National Theatre of Australia

Liberty Equality Fraternity


Digital Theatre

The worldwide pandemic is leading us into some unexpected waters. My previous knowledge of Australian Theatre would best have been described as ‘very minimal’. But after recently watching and enjoying Emerald City on Digital Theatre, we’ve been prompted to seek out another production by the National Theatre of Australia.

Liberty Equality Fraternity is a tight little three-hander that plays rather like a witty update of Kafka’s The Trial, demonstrating how, in the age of social media, it’s impossible for anyone to have secrets. Whatever we do, whatever we say, it seems that somebody is always watching us.

Orlagh (Caroline Brazier) sits alone in a tiny room in front of a blank screen. She’s been at work on what seems like a normal day, when she finds herself unceremoniously bundled into isolation, with no real explanation of what’s happening to her. Has she broken some obscure law? Is she about to be accused of something? Then in comes ‘Arkie’ (Andrew Ryan). It’s not his real name, he explains, but refers to an extinct bird that he’s rather fond of. Arkie, it turns out, knows a lot about Orlagh. He has intimate details of every aspect of her life, including incriminating photographs which soon start to appear on the screen behind her – and, it transpires, he’s trying to establish connections between her and other people, some of whom she knows, and some she has never heard of.

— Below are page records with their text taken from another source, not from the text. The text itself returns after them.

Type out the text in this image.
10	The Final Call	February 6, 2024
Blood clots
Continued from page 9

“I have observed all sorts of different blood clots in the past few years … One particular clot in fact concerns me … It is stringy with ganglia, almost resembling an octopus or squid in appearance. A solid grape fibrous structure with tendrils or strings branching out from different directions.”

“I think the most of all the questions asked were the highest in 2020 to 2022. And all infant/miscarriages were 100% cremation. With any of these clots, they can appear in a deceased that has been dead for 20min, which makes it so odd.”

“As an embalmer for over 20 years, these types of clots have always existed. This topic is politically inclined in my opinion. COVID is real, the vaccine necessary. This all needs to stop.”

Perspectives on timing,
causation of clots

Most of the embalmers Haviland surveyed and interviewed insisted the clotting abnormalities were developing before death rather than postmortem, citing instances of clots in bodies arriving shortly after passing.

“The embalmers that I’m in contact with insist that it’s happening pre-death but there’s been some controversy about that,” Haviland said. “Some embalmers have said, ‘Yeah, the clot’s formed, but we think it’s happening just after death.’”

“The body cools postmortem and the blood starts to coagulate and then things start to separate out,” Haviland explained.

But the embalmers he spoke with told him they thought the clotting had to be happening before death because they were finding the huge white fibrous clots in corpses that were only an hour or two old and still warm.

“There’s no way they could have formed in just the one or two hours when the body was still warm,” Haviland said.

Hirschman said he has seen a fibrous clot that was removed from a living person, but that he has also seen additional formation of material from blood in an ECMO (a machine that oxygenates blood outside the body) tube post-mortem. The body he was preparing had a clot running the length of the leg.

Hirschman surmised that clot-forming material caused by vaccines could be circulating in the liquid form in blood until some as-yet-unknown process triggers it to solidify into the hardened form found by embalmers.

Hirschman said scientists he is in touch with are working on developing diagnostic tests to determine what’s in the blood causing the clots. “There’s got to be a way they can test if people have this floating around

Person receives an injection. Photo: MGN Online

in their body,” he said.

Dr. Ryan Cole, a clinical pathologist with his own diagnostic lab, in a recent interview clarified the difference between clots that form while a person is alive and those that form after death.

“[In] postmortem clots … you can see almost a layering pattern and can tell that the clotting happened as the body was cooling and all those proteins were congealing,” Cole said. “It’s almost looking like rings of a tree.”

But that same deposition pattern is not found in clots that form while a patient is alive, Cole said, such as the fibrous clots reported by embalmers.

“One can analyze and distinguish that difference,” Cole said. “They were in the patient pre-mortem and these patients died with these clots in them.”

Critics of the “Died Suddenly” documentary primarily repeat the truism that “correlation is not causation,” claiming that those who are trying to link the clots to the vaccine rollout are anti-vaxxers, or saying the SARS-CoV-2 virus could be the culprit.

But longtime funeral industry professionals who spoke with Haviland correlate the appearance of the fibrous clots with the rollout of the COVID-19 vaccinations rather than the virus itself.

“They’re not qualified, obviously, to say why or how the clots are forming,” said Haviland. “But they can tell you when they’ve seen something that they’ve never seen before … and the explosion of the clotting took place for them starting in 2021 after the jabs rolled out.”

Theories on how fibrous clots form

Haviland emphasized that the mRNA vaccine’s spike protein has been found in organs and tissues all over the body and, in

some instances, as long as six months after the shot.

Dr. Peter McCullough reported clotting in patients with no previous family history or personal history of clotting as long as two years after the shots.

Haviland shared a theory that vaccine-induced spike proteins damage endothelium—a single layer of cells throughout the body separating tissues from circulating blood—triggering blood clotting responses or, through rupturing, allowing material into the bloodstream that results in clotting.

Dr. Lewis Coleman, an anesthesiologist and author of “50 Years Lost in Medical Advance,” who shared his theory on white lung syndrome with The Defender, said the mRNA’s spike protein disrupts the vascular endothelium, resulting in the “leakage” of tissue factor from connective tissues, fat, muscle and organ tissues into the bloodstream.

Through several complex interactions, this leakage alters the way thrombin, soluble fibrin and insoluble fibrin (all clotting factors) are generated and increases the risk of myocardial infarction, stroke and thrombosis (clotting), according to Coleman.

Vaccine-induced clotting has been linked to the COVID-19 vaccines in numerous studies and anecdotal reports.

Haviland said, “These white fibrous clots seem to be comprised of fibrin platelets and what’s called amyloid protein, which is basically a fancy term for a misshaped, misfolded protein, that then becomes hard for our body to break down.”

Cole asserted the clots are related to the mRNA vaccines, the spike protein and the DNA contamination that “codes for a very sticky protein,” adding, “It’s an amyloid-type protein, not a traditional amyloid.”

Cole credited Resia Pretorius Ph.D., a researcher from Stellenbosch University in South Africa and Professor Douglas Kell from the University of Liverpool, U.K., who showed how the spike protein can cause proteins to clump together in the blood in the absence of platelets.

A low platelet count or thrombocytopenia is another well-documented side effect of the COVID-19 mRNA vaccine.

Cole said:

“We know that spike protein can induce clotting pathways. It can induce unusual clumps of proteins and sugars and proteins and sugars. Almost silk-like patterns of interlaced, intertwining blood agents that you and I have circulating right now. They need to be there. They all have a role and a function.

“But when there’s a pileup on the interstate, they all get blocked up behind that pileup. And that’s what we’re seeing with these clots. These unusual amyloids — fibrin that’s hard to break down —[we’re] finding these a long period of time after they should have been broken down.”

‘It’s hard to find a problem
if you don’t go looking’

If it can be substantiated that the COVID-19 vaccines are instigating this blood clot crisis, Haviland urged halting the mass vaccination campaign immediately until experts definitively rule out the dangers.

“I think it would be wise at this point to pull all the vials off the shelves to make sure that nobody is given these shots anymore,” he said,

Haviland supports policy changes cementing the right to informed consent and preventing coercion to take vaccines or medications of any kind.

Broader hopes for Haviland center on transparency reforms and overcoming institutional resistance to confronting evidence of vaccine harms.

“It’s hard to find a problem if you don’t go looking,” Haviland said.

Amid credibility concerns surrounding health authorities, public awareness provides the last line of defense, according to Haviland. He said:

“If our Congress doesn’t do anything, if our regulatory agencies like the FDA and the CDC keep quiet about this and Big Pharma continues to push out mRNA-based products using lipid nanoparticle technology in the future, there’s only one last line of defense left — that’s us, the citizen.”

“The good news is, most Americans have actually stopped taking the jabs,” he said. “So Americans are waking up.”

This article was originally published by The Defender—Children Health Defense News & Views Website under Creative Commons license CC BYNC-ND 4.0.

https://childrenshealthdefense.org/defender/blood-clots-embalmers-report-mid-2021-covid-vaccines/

As the interrogation continues, Orlagh’s fears start to mount and they are not exactly assuaged with the appearance of Walter (Helmut Bakaitis), whose suave and effortless dismissal of all that has gone before seems, if anything, even more sinister.

This is a dark and often caustically funny piece, written by Geoffrey Atherden and featuring sterling performances from the cast. Ryan is particularly good as the boorish Arkie, frantically trying to maintain control but subject to to his own fears and inadequacies, as Orlagh gradually begins to get the measure of him and turns his techniques back on him. It soon transpires that Arkie too has secrets he’d rather not share with the world.

The play asks some pertinent questions about the perils of contemporary living. Why are we so ready to share every detail of our lives on social media? Do we honestly believe that such platforms are harmless… that they might not one day be used against us?

Liberty Equality Fraternity may not provide any answers but it certainly asks some highly relevant questions.

4 stars

Philip Caveney


Emerald City


Digital Theatre 

We’ve managed to find ways to get our cinematic fix from home, but what about theatre? In the normal run of things, we’d be out two or three times a week watching shows, but these are extraordinary times. Thank goodness then for Digital Theatre, which, for a modest £9.99 per month, gives us access to a whole range of top-level productions. A quick glance through their offerings reveals that there’s plenty of Shakespeare on there, musical theatre and a lot more – but tonight we’re in the mood for something completely new to us, so we opt for the Australian National Theatre’s production of Emerald City by David Williamson.

Set in the 1980s, it’s the story of Colin (Mitchell Butell), a critically acclaimed screenwriter, recently moved from arty Melbourne to money-obsessed Sydney, where all the big Australian film deals happen (think Australia’s Hollywood). Colin and his wife, Kate (Lucy Bell), who works in publishing, move into a modest apartment with their children (whom we never see nor have any real sense of) and Colin sets about writing a long cherished project, based on his Uncle’s wartime experiences. His hard-bitten agent, Elaine (Jennifer Hagen), isn’t keen on the premise, which she feels just isn’t commercial enough.

At a party, Collin encounters Mike (Ben Winspear), a wannabe screenwriter with more ambition than his slender talents can support – but he does have a bullish approach that seems to get results. The two men team up on Colin’s project, though Mike is clearly more keen to work on his own idea, a kind of Australian Miami Vice. Colin soon finds himself unhealthily fixated on Mike’s girlfriend, Helen (Kelly Paterniti), and she is clearly interested in him. As the two men’s lives become increasingly entangled, Colin’s professional integrity – and Kate’s – come up against some unexpected challenges.

At first, I’m not at all sure about this production. The garish and unconventional stage set is rather unsettling, with the actors moving out into the audience, along a kind of V-shaped thrust design. Characters keep breaking off from conversations with each other to confide their innermost thoughts to the audience which again, takes a little time to get used to. But, once into the rhythms of Williamson’s approach, the piece embeds itself and starts to pay dividends.

This is a dry and witty play that constantly points up how difficult it is to have integrity in a world that is so fixated on financial results. The eternal conflict between art and commerce provides the real meat of this story. Winspear offers a bruising depiction of toxic masculinity and Hagen somehow manages to be the personification of every literary agent I’ve ever met. Some of the developments are wildly funny – I love the idea of a publisher flying first class to the Booker Prize ceremony when the author of the nominated book has decided not to go because she disagrees with the very idea of it!

I have thus far had no knowledge of Australian theatre but Emerald City proves to be a rewarding first dip into its unknown waters.